Topics that build on or sit beside this one. Some are upcoming Clawdemy lessons; some are pointers outside the course.

  • Embeddings, attention, multi-head attention, the full transformer block. The remaining lessons in our Lecture 1 adaptation. Each one builds on tokenization: embeddings give the integer IDs their first numeric form (a high-dimensional vector); attention reads those vectors and produces context-mixed versions of them; multi-head runs that attention mechanism in parallel many times per layer; the transformer block wraps attention with feed-forward networks and normalization. None of them work without the bridge that tokenization provides.

  • “The Bitter Lesson” by Rich Sutton (2019). One page. Argues that the methods that win in AI are the ones that scale with compute, not the ones that encode human cleverness. Tokenization is an interesting borderline case. BPE is a clever engineering compromise (not pure scaling), and there is real research arguing that we should drop tokenization entirely for byte-level or even pixel-level models. Worth reading before you read any of the “tokenization is a hack” arguments online.

  • Prompt injection. The future security lesson that picks up where this one’s “Special tokens” section stopped. The tokenizer is the structural surface where injection attacks live; the full story belongs in its own lesson, but you have already seen the foundation.

The primary sources this lesson draws from.

  • “Neural Machine Translation of Rare Words with Subword Units”, Sennrich et al., 2015 (published in ACL 2016). The paper that adapted byte-pair encoding from a 1994 compression algorithm into the dominant tokenization strategy for neural language models. Section 3 (“Byte-Pair Encoding”) is the merge loop we covered. If you read only one paper from this lesson, read this one.

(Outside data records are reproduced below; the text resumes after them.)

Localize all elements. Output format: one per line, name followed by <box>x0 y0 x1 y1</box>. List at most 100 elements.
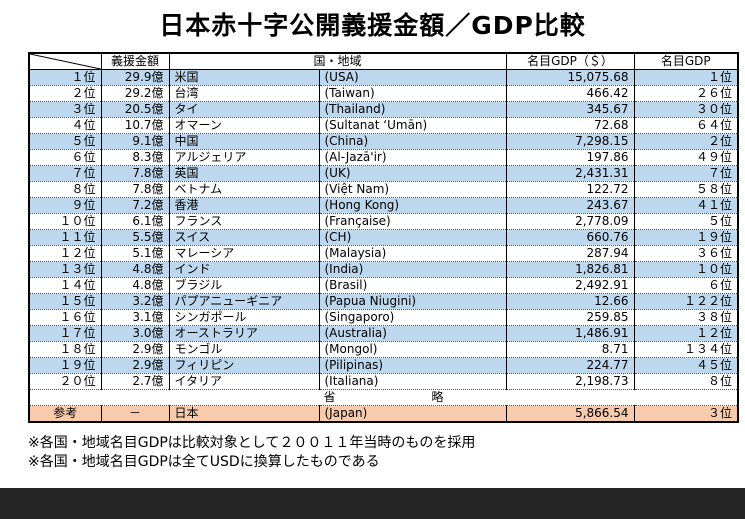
country-en-cell: (Italiana) <box>318 373 507 390</box>
rank-cell: １２位 <box>28 245 102 262</box>
table-row: １９位 2.9億 フィリピン (Pilipinas) 224.77 ４５位 <box>28 357 739 374</box>
gdp-cell: 1,486.91 <box>505 325 635 342</box>
rank-cell: 参考 <box>28 405 102 422</box>
table-row: ６位 8.3億 アルジェリア (Al-Jazā'ir) 197.86 ４９位 <box>28 149 739 166</box>
table-row: １８位 2.9億 モンゴル (Mongol) 8.71 １３４位 <box>28 341 739 358</box>
gdp-rank-cell: １９位 <box>633 229 739 246</box>
amount-cell: 3.1億 <box>100 309 170 326</box>
rank-cell: ８位 <box>28 181 102 198</box>
rank-cell: １位 <box>28 69 102 86</box>
gdp-cell: 660.76 <box>505 229 635 246</box>
table-row: ８位 7.8億 ベトナム (Việt Nam) 122.72 ５８位 <box>28 181 739 198</box>
rank-cell: １７位 <box>28 325 102 342</box>
page-title: 日本赤十字公開義援金額／GDP比較 <box>159 11 586 40</box>
country-jp-cell: 中国 <box>168 133 320 150</box>
gdp-cell: 345.67 <box>505 101 635 118</box>
gdp-rank-cell: ３６位 <box>633 245 739 262</box>
amount-cell: 6.1億 <box>100 213 170 230</box>
gdp-cell: 243.67 <box>505 197 635 214</box>
amount-cell: 29.2億 <box>100 85 170 102</box>
country-en-cell: (China) <box>318 133 507 150</box>
header-gdp-rank: 名目GDP <box>633 53 739 70</box>
gdp-cell: 224.77 <box>505 357 635 374</box>
amount-cell: 7.2億 <box>100 197 170 214</box>
amount-cell: 3.0億 <box>100 325 170 342</box>
amount-cell: － <box>100 405 170 422</box>
gdp-rank-cell: ７位 <box>633 165 739 182</box>
rank-cell: １０位 <box>28 213 102 230</box>
table-row: １５位 3.2億 パプアニューギニア (Papua Niugini) 12.66 １２２位 <box>28 293 739 310</box>
omitted-row: 省 略 <box>28 389 739 406</box>
country-en-cell: (Singaporo) <box>318 309 507 326</box>
table-row: ７位 7.8億 英国 (UK) 2,431.31 ７位 <box>28 165 739 182</box>
gdp-cell: 287.94 <box>505 245 635 262</box>
amount-cell: 20.5億 <box>100 101 170 118</box>
header-amount: 義援金額 <box>100 53 170 70</box>
footer-bar <box>0 488 745 519</box>
rank-cell: ６位 <box>28 149 102 166</box>
gdp-rank-cell: ６４位 <box>633 117 739 134</box>
gdp-rank-cell: ２６位 <box>633 85 739 102</box>
gdp-cell: 1,826.81 <box>505 261 635 278</box>
rank-cell: ２位 <box>28 85 102 102</box>
gdp-cell: 2,198.73 <box>505 373 635 390</box>
table-row: １１位 5.5億 スイス (CH) 660.76 １９位 <box>28 229 739 246</box>
country-jp-cell: フランス <box>168 213 320 230</box>
gdp-rank-cell: ３位 <box>633 405 739 422</box>
footnotes: ※各国・地域名目GDPは比較対象として２００１１年当時のものを採用 ※各国・地域… <box>28 434 475 472</box>
country-jp-cell: インド <box>168 261 320 278</box>
rank-cell: ３位 <box>28 101 102 118</box>
gdp-rank-cell: ６位 <box>633 277 739 294</box>
table-row: １６位 3.1億 シンガポール (Singaporo) 259.85 ３８位 <box>28 309 739 326</box>
gdp-rank-cell: １３４位 <box>633 341 739 358</box>
country-en-cell: (USA) <box>318 69 507 86</box>
table-row: １０位 6.1億 フランス (Française) 2,778.09 ５位 <box>28 213 739 230</box>
rank-cell: ７位 <box>28 165 102 182</box>
table-row: ９位 7.2億 香港 (Hong Kong) 243.67 ４１位 <box>28 197 739 214</box>
amount-cell: 4.8億 <box>100 261 170 278</box>
table-row: ２位 29.2億 台湾 (Taiwan) 466.42 ２６位 <box>28 85 739 102</box>
amount-cell: 9.1億 <box>100 133 170 150</box>
donation-gdp-table: 義援金額 国・地域 名目GDP（＄） 名目GDP １位 29.9億 米国 (USA) 1… <box>28 52 740 423</box>
gdp-cell: 8.71 <box>505 341 635 358</box>
country-en-cell: (Française) <box>318 213 507 230</box>
country-jp-cell: パプアニューギニア <box>168 293 320 310</box>
country-jp-cell: フィリピン <box>168 357 320 374</box>
country-jp-cell: 英国 <box>168 165 320 182</box>
table-row: １４位 4.8億 ブラジル (Brasil) 2,492.91 ６位 <box>28 277 739 294</box>
country-en-cell: (UK) <box>318 165 507 182</box>
footnote-1: ※各国・地域名目GDPは比較対象として２００１１年当時のものを採用 <box>28 435 476 451</box>
table-row: １３位 4.8億 インド (India) 1,826.81 １０位 <box>28 261 739 278</box>
table-row: ２０位 2.7億 イタリア (Italiana) 2,198.73 ８位 <box>28 373 739 390</box>
country-en-cell: (Papua Niugini) <box>318 293 507 310</box>
country-jp-cell: シンガポール <box>168 309 320 326</box>
country-jp-cell: スイス <box>168 229 320 246</box>
country-en-cell: (Australia) <box>318 325 507 342</box>
country-en-cell: (Sultanat ‘Umān) <box>318 117 507 134</box>
table-row: ５位 9.1億 中国 (China) 7,298.15 ２位 <box>28 133 739 150</box>
gdp-cell: 122.72 <box>505 181 635 198</box>
gdp-cell: 197.86 <box>505 149 635 166</box>
country-jp-cell: 米国 <box>168 69 320 86</box>
gdp-rank-cell: ５８位 <box>633 181 739 198</box>
country-en-cell: (Al-Jazā'ir) <box>318 149 507 166</box>
country-en-cell: (CH) <box>318 229 507 246</box>
table-row: １７位 3.0億 オーストラリア (Australia) 1,486.91 １２位 <box>28 325 739 342</box>
table-row: ３位 20.5億 タイ (Thailand) 345.67 ３０位 <box>28 101 739 118</box>
country-jp-cell: ブラジル <box>168 277 320 294</box>
country-en-cell: (Taiwan) <box>318 85 507 102</box>
amount-cell: 5.1億 <box>100 245 170 262</box>
header-row: 義援金額 国・地域 名目GDP（＄） 名目GDP <box>28 53 739 70</box>
rank-cell: ５位 <box>28 133 102 150</box>
amount-cell: 7.8億 <box>100 165 170 182</box>
country-en-cell: (Malaysia) <box>318 245 507 262</box>
table-row: ４位 10.7億 オマーン (Sultanat ‘Umān) 72.68 ６４位 <box>28 117 739 134</box>
country-jp-cell: モンゴル <box>168 341 320 358</box>
amount-cell: 2.9億 <box>100 357 170 374</box>
gdp-cell: 259.85 <box>505 309 635 326</box>
country-jp-cell: ベトナム <box>168 181 320 198</box>
omitted-label: 省 略 <box>28 389 739 406</box>
gdp-cell: 2,431.31 <box>505 165 635 182</box>
amount-cell: 5.5億 <box>100 229 170 246</box>
rank-cell: １８位 <box>28 341 102 358</box>
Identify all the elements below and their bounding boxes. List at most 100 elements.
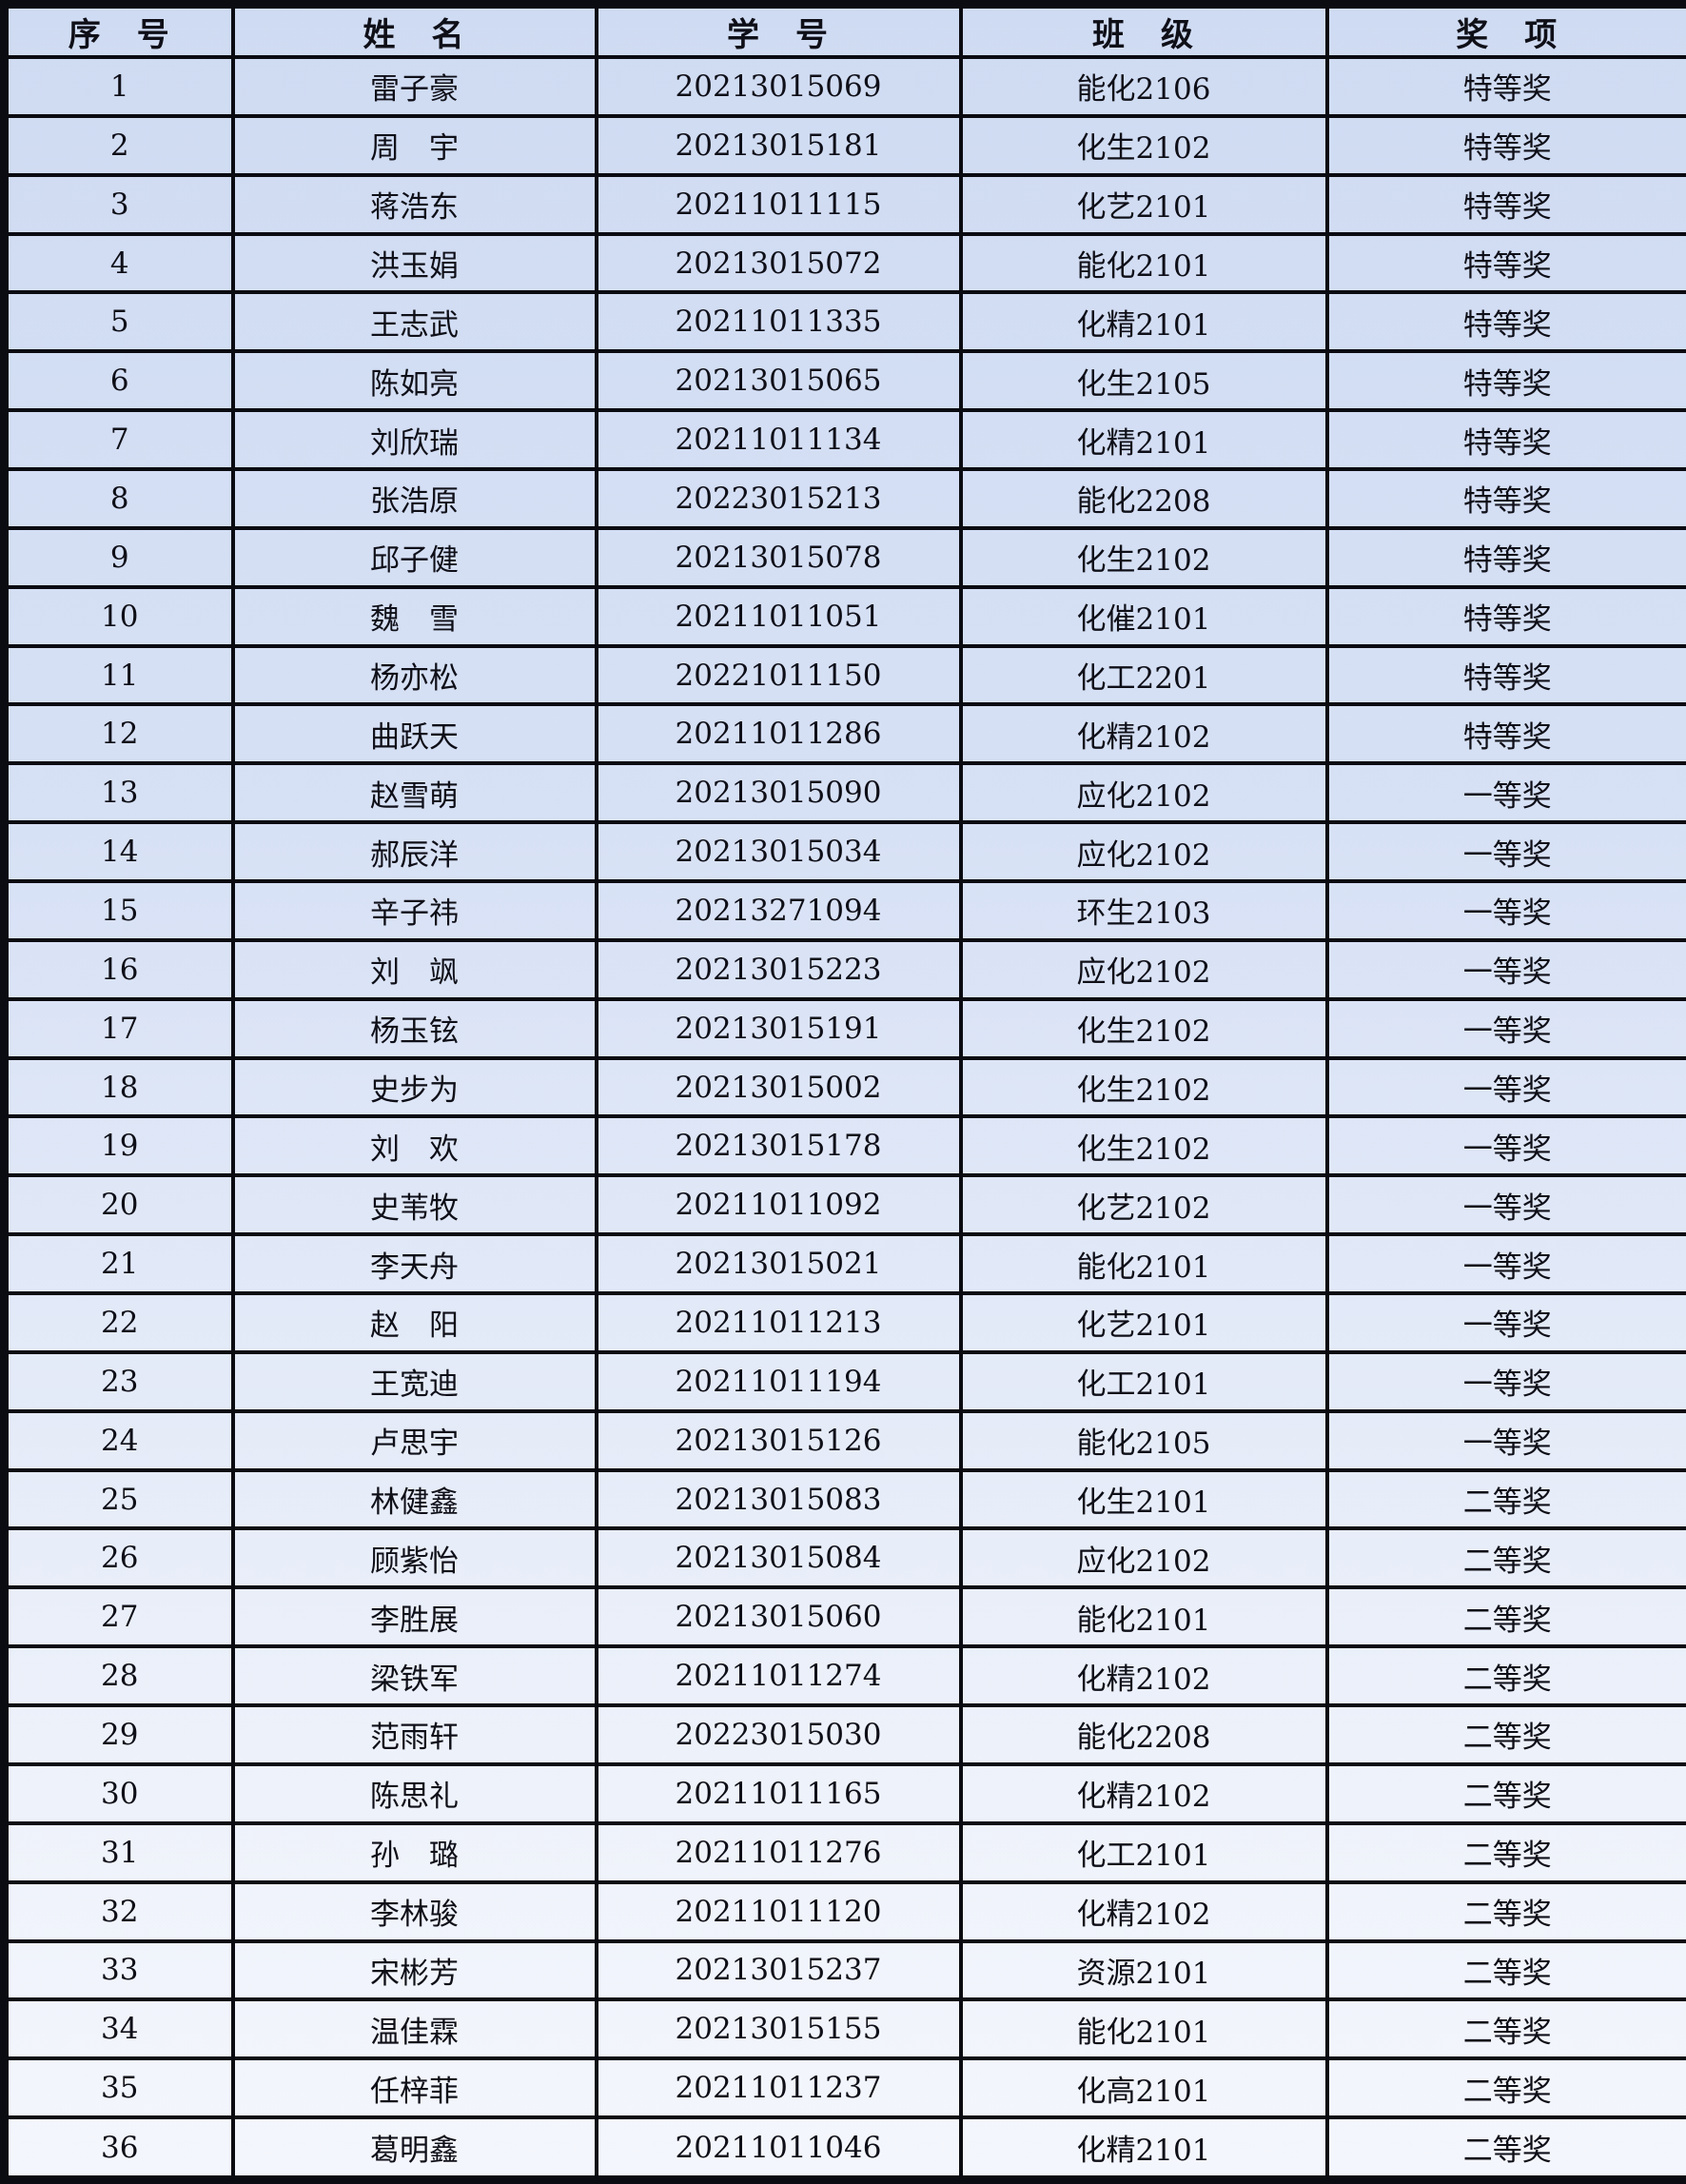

  • Gage 1994, “A New Algorithm for Data Compression” (in the journal The C Users Journal, no stable open URL). The original byte-pair encoding paper, predating its NLP adoption by twenty years. Gage was solving compression, not language; Sennrich’s contribution was recognizing the algorithm transferred. The relevant context: BPE existed for two decades as a compression curiosity before anyone tried it on text.

  • “Language Models are Unsupervised Multitask Learners” (GPT-2), Radford et al., 2019. The GPT-2 paper introduces byte-level BPE, the variant most modern LLMs use. Section 2.2 (“Input Representation”) is the relevant page; it explains why operating on bytes (rather than Unicode characters) gives you a tokenizer that handles every possible input string with a fixed vocabulary, including emoji and non-Latin scripts.

None selected for this lesson. The public discussion of tokenization has consolidated into the Karpathy video and the OpenAI / Hugging Face docs above; the marginal Reddit or Hacker News thread does not add durable value over those. If a canonical thread surfaces, it will be added at the next quarterly review.